Objective: Exhaled nitric oxide (eNO) has been used as a surrogate of airway inflammation in mild asthma. However, whether eNO levels reflect disease activity in symptomatic asthmatics receiving moderate doses of inhaled corticosteroid (ICS) is more uncertain.
Methodology: To examine the relationship between eNO levels, sputum and blood eosinophils (SpE and PbE), PD20 methacholine as a marker of airway hyperresponsiveness (AHR) and clinical status in 28 ICS‐treated asthmatic subjects with persistent asthma compared to that in 25 symptomatic asthmatics managed with β2‐agonists alone.
Results: As expected, eNO levels were normalized in ICS‐treated subjects and significantly elevated in the β2‐agonist only group (P < 0.001). SpE, PbE and PD20M did not differ between asthmatic groups but FEV1 was significantly worse in ICS‐treated subjects (P < 0.01). Exhaled NO levels correlated with PbE within both asthmatic groups (P < 0.005), but with SpE only in ICS‐untreated subjects (r(s) = 0.6, P < 0.05). In contrast, PD20M was negatively correlated with eNO and PbE in ICS‐treated subjects only (r(s) = − 0.4, r(s) = − 0.4, respectively, P < 0.05). SpE and PbE were strongly correlated in both asthmatic groups (r(s) = 0.8, r(s) = 0.7, respectively, P < 0.005). Exhaled NO levels, SpE and PbE were all positively associated with increased nocturnal awakenings ( P < 0.05) in ICS‐treated subjects, but not in ICS‐untreated subjects.

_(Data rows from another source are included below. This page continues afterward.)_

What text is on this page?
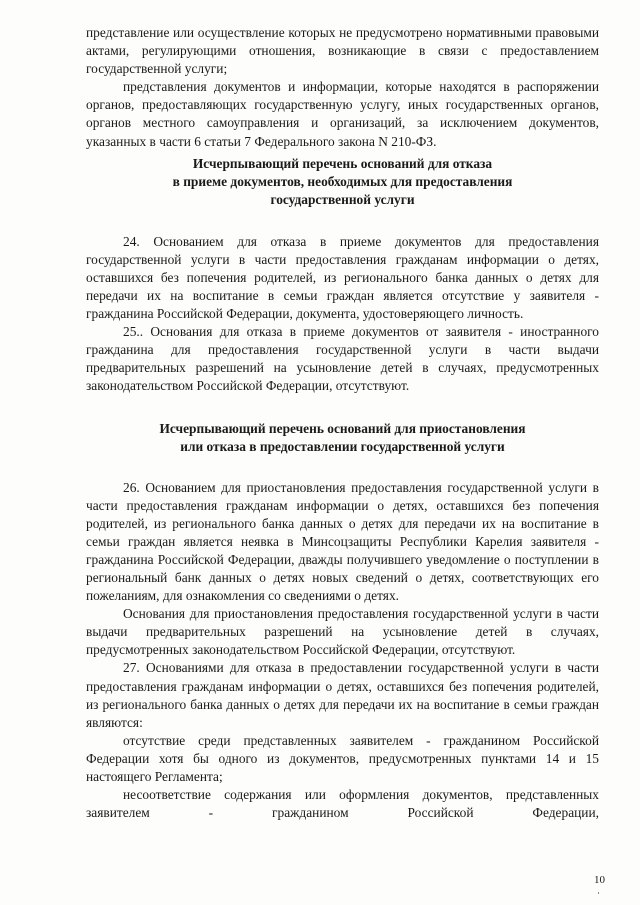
представление или осуществление которых не предусмотрено нормативными правовыми актами, регулирующими отношения, возникающие в связи с предоставлением государственной услуги;

представления документов и информации, которые находятся в распоряжении органов, предоставляющих государственную услугу, иных государственных органов, органов местного самоуправления и организаций, за исключением документов, указанных в части 6 статьи 7 Федерального закона N 210-ФЗ.

Исчерпывающий перечень оснований для отказа
в приеме документов, необходимых для предоставления
государственной услуги

24. Основанием для отказа в приеме документов для предоставления государственной услуги в части предоставления гражданам информации о детях, оставшихся без попечения родителей, из регионального банка данных о детях для передачи их на воспитание в семьи граждан является отсутствие у заявителя - гражданина Российской Федерации, документа, удостоверяющего личность.

25.. Основания для отказа в приеме документов от заявителя - иностранного гражданина для предоставления государственной услуги в части выдачи предварительных разрешений на усыновление детей в случаях, предусмотренных законодательством Российской Федерации, отсутствуют.

Исчерпывающий перечень оснований для приостановления
или отказа в предоставлении государственной услуги

26. Основанием для приостановления предоставления государственной услуги в части предоставления гражданам информации о детях, оставшихся без попечения родителей, из регионального банка данных о детях для передачи их на воспитание в семьи граждан является неявка в Минсоцзащиты Республики Карелия заявителя - гражданина Российской Федерации, дважды получившего уведомление о поступлении в региональный банк данных о детях новых сведений о детях, соответствующих его пожеланиям, для ознакомления со сведениями о детях.

Основания для приостановления предоставления государственной услуги в части выдачи предварительных разрешений на усыновление детей в случаях, предусмотренных законодательством Российской Федерации, отсутствуют.

27. Основаниями для отказа в предоставлении государственной услуги в части предоставления гражданам информации о детях, оставшихся без попечения родителей, из регионального банка данных о детях для передачи их на воспитание в семьи граждан являются:

отсутствие среди представленных заявителем - гражданином Российской Федерации хотя бы одного из документов, предусмотренных пунктами 14 и 15 настоящего Регламента;

несоответствие содержания или оформления документов, представленных заявителем - гражданином Российской Федерации,

10
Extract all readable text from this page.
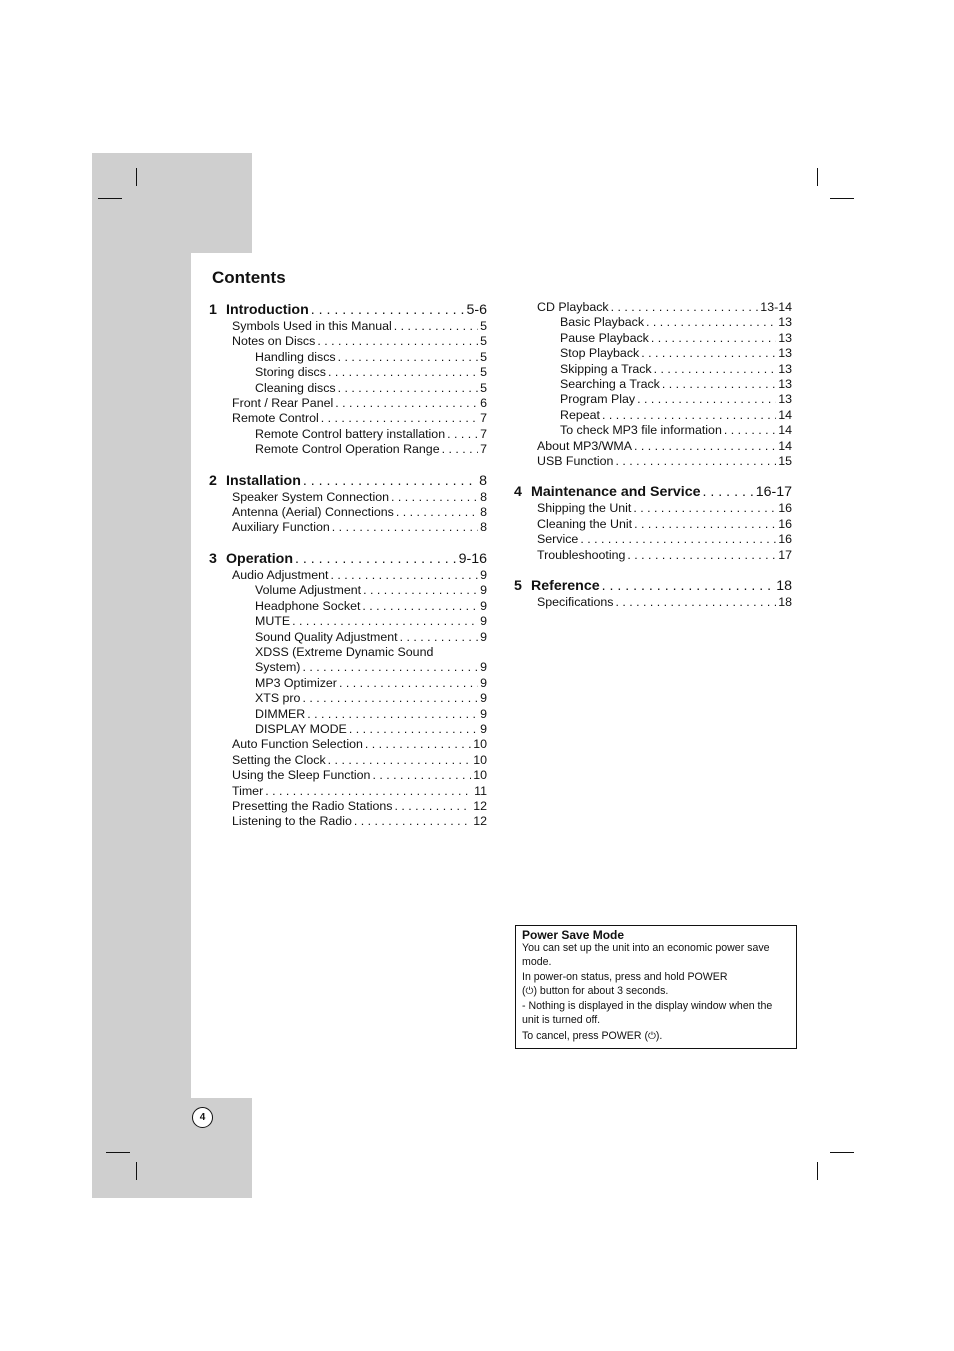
Contents
1 Introduction . . .	5-6
Symbols Used in this Manual . . .	5
Notes on Discs . . .	5
Handling discs . . .	5
Storing discs . . .	5
Cleaning discs . . .	5
Front / Rear Panel . . .	6
Remote Control . . .	7
Remote Control battery installation . . .	7
Remote Control Operation Range . . .	7
2 Installation . . .	8
Speaker System Connection . . .	8
Antenna (Aerial) Connections . . .	8
Auxiliary Function . . .	8
3 Operation . . .	9-16
Audio Adjustment . . .	9
Volume Adjustment . . .	9
Headphone Socket . . .	9
MUTE . . .	9
Sound Quality Adjustment . . .	9
XDSS (Extreme Dynamic Sound
System) . . .	9
MP3 Optimizer . . .	9
XTS pro . . .	9
DIMMER . . .	9
DISPLAY MODE . . .	9
Auto Function Selection . . .	10
Setting the Clock . . .	10
Using the Sleep Function . . .	10
Timer . . .	11
Presetting the Radio Stations . . .	12
Listening to the Radio . . .	12
CD Playback . . .	13-14
Basic Playback . . .	13
Pause Playback . . .	13
Stop Playback . . .	13
Skipping a Track . . .	13
Searching a Track . . .	13
Program Play . . .	13
Repeat . . .	14
To check MP3 file information . . .	14
About MP3/WMA . . .	14
USB Function . . .	15
4 Maintenance and Service . . .	16-17
Shipping the Unit . . .	16
Cleaning the Unit . . .	16
Service . . .	16
Troubleshooting . . .	17
5 Reference . . .	18
Specifications . . .	18
Power Save Mode

You can set up the unit into an economic power save mode.

In power-on status, press and hold POWER
(⏻) button for about 3 seconds.

- Nothing is displayed in the display window when the unit is turned off.

To cancel, press POWER (⏻).

4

Conclusions: In ICS‐treated asthma, eNO reflects clinical activity, PbE and AHR but not eosinophilic airway inflammation. Exhaled NO levels are quantitatively and relationally different in asthmatic subjects treated with ICS and continue to have potential for use as a surrogate of asthma pathophysiology in this group.